Thursday, June 18, 2009


THIS WILL ALL MAKE SENSE ONE DAY


The meaning we find in our lives depends on what we look for. Some look for onions, some look for potatoes, some seek to enjoy simple living on a mountainside, say, in a foreign country, with both onions and potatoes. Others look for things of little physical or spiritual nourishment, like money, fame, power etc., which contain no enzymes. For me during the past few years, the meaning of life on a mountainside in a foreign country has focused a little bit on potatoes, but more on onions, thanks to monkeys. This will all make sense one day.

Striving for simplicity can be complicated. I suppose I should be at least a little bit grateful to the unconscionable beasts for my onion focus; were it not for them, I'd probably have piles of mere money or be everywhere nanos deep on teevee, whoopee, and onions wouldn't be so simply symbolic of life's meaning for me - they'd be of no more particular interest than, say, pieces of paper bearing pictures of deceased officials - but having distant relatives of your species purloin the fruits of your labor is sort of like what's happening on Wall Street. This will all make sense one day.

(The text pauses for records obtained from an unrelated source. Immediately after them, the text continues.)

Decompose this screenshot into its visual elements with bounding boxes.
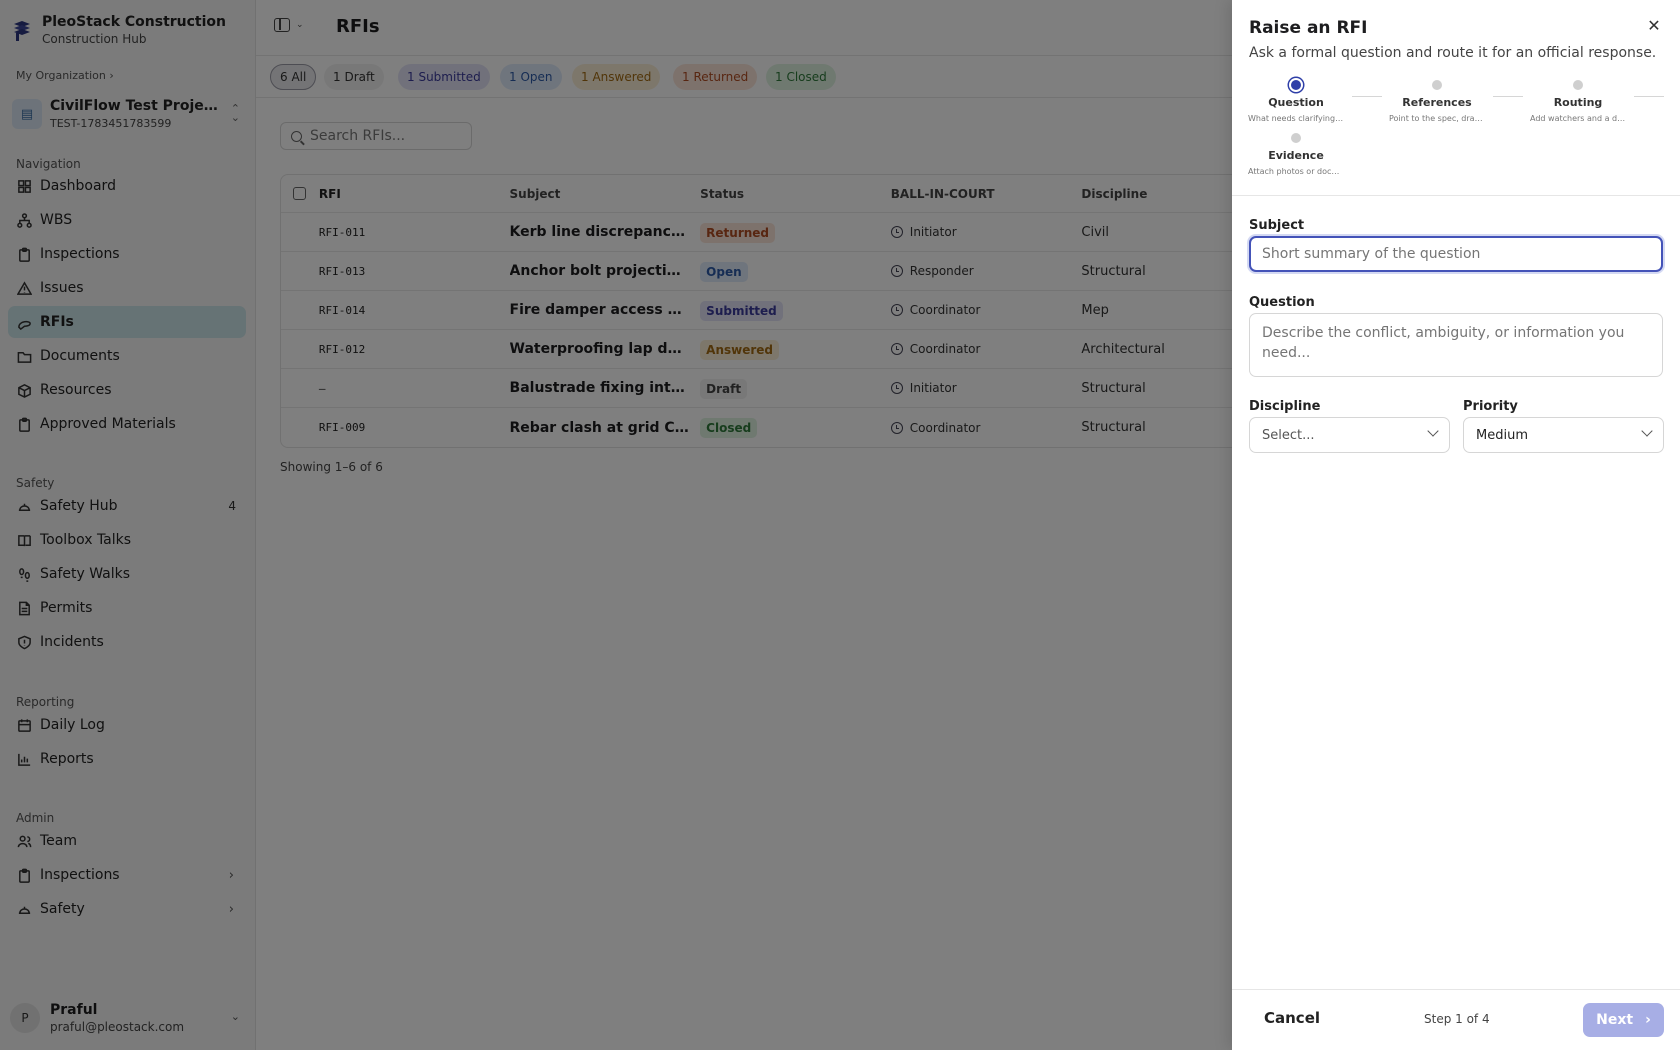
step-indicator xyxy=(1291,133,1301,143)
question-textarea[interactable] xyxy=(1249,313,1663,377)
drawer-title: Raise an RFI xyxy=(1249,18,1368,38)
step-connector xyxy=(1493,96,1523,97)
next-button[interactable]: Next › xyxy=(1583,1003,1664,1037)
chevron-down-icon xyxy=(1641,425,1653,437)
step-description: Point to the spec, drawi... xyxy=(1389,114,1485,123)
step-connector xyxy=(1634,96,1664,97)
step-label: Routing xyxy=(1553,96,1603,109)
discipline-select[interactable]: Select... xyxy=(1249,417,1450,453)
modal-backdrop[interactable] xyxy=(0,0,1232,1050)
stepper: Question What needs clarifying, ... Refere… xyxy=(1232,70,1680,196)
step-indicator xyxy=(1573,80,1583,90)
step-indicator xyxy=(1291,80,1301,90)
drawer-subtitle: Ask a formal question and route it for a… xyxy=(1249,45,1657,61)
priority-label: Priority xyxy=(1463,399,1518,414)
step-description: Add watchers and a du... xyxy=(1530,114,1626,123)
step-description: What needs clarifying, ... xyxy=(1248,114,1344,123)
close-button[interactable]: ✕ xyxy=(1644,15,1664,35)
chevron-right-icon: › xyxy=(1645,1012,1651,1028)
step-counter: Step 1 of 4 xyxy=(1424,1012,1490,1026)
step-indicator xyxy=(1432,80,1442,90)
raise-rfi-drawer: Raise an RFI Ask a formal question and r… xyxy=(1232,0,1680,1050)
step-question[interactable]: Question What needs clarifying, ... xyxy=(1248,80,1344,123)
step-references[interactable]: References Point to the spec, drawi... xyxy=(1389,80,1485,123)
step-routing[interactable]: Routing Add watchers and a du... xyxy=(1530,80,1626,123)
chevron-down-icon xyxy=(1427,425,1439,437)
subject-input[interactable] xyxy=(1249,236,1663,272)
step-evidence[interactable]: Evidence Attach photos or docu... xyxy=(1248,133,1344,176)
step-label: References xyxy=(1402,96,1472,109)
step-connector xyxy=(1352,96,1382,97)
next-button-label: Next xyxy=(1596,1012,1634,1028)
subject-label: Subject xyxy=(1249,218,1305,233)
discipline-value: Select... xyxy=(1262,427,1315,443)
drawer-footer: Cancel Step 1 of 4 Next › xyxy=(1232,989,1680,1050)
step-description: Attach photos or docu... xyxy=(1248,167,1344,176)
question-label: Question xyxy=(1249,295,1315,310)
priority-select[interactable]: Medium xyxy=(1463,417,1664,453)
step-label: Evidence xyxy=(1268,149,1324,162)
close-icon: ✕ xyxy=(1647,15,1661,35)
step-label: Question xyxy=(1268,96,1324,109)
discipline-label: Discipline xyxy=(1249,399,1321,414)
cancel-button[interactable]: Cancel xyxy=(1264,1009,1320,1027)
priority-value: Medium xyxy=(1476,427,1528,443)
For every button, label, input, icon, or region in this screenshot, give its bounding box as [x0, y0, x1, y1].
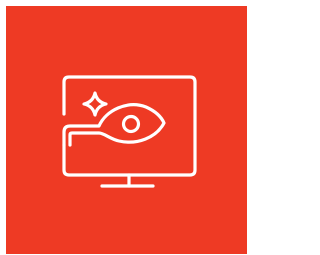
- monitor-eye-sparkle-icon: [62, 75, 197, 188]
- eye-pupil: [121, 114, 141, 134]
- sparkle-icon: [82, 91, 108, 117]
- eye-outline: [62, 103, 166, 147]
- icon-tile: [6, 6, 247, 254]
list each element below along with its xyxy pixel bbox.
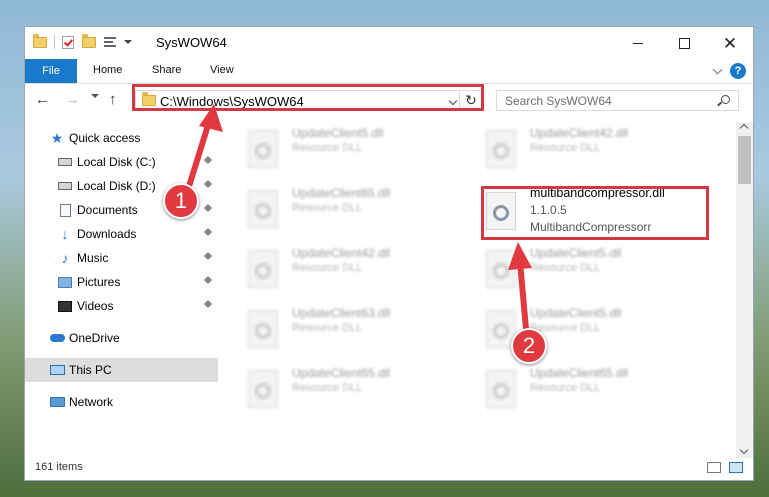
- arrow-step-2: [508, 242, 532, 343]
- annotation-arrows: [183, 104, 532, 343]
- step-1-badge: 1: [163, 183, 199, 219]
- arrow-step-1: [183, 104, 223, 199]
- step-2-badge: 2: [511, 328, 547, 364]
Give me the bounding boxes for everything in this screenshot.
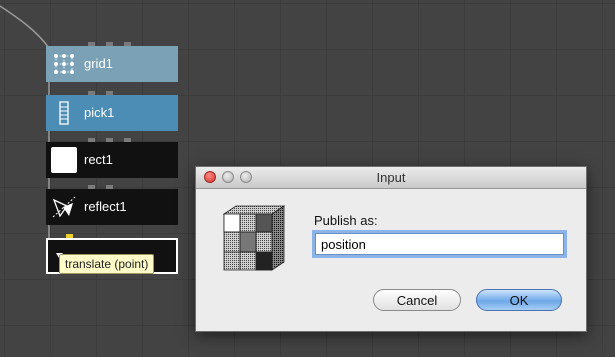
publish-name-input[interactable]: [315, 233, 564, 255]
node-grid1[interactable]: grid1: [46, 42, 178, 82]
input-dialog: Input Publish as: Canc: [195, 166, 587, 332]
pick-icon: [51, 100, 77, 126]
node-pick1[interactable]: pick1: [46, 91, 178, 131]
reflect-icon: [51, 194, 77, 220]
node-rect1[interactable]: rect1: [46, 138, 178, 178]
dialog-titlebar[interactable]: Input: [196, 167, 586, 189]
cancel-button[interactable]: Cancel: [373, 289, 461, 311]
publish-prompt-label: Publish as:: [314, 213, 378, 228]
node-label: rect1: [84, 152, 113, 167]
ok-button[interactable]: OK: [476, 289, 562, 311]
grid-icon: [51, 51, 77, 77]
node-tooltip: translate (point): [59, 254, 155, 274]
cubes-icon: [222, 204, 288, 279]
node-reflect1[interactable]: reflect1: [46, 185, 178, 225]
node-label: reflect1: [84, 199, 127, 214]
dialog-title: Input: [376, 170, 406, 185]
node-label: pick1: [84, 105, 115, 120]
rect-icon: [51, 147, 77, 173]
node-label: grid1: [84, 56, 113, 71]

One morning last week Echo was entertaining some visiting lady friends downstairs (I was working upstairs) when she took them outside to show them the garden and saw the dim shape of a beast moving off among the trees shaking some branches, that from her description of his slowness, vagueness, vocal silence and otherwise odd behavior sounded a lot like Littlefoot. When I later went out to the garden I found that he had come and stood right next to my purple onions, such as they are - they show above the ground and everything - but he ignored them completely! He stood there and TURNED HIS BACK on my onions and instead dug down into the ground, to get at my still minipotatoes! This will all make sense one day.

Later that morning I heard a truck stop briefly out front. When I went in for lunch I saw that the farmer who had earlier this year seen my attempt at making the earth say onions better than it did last year had brought us a basketful of just-harvested large, healthy, firm, strong-necked onions. Then the very next day the elder farmer we buy our organic rice from stopped by to deliver the bags of rice we ordered, and with them left us a basketful of just-harvested large, healthy, firm, strong-necked onions. Word of my wimpy onions was getting around. Next year I'll do better, like I did this year. Next year, by damn, I'm gonna grow onions that are worth stealing! This will all make sense one day.

2 comments:

Ojisanjake said...

To save her onions from the monkeys my neighbor uses heavy duty fishing net, not the fine monofilament stuff. It also works to keep critters out of chicken shacks.

Robert Brady said...

The net I have would work if I put a net roof over the garden, but I'm loathe to go that far, since I'm surrounded by debris-flinging cedars... I'm working out my next step in the expanding plan. In the meanwhile though, fewer monkeys are getting in, so I'm garnering more of what I grow than ever before, which is heady.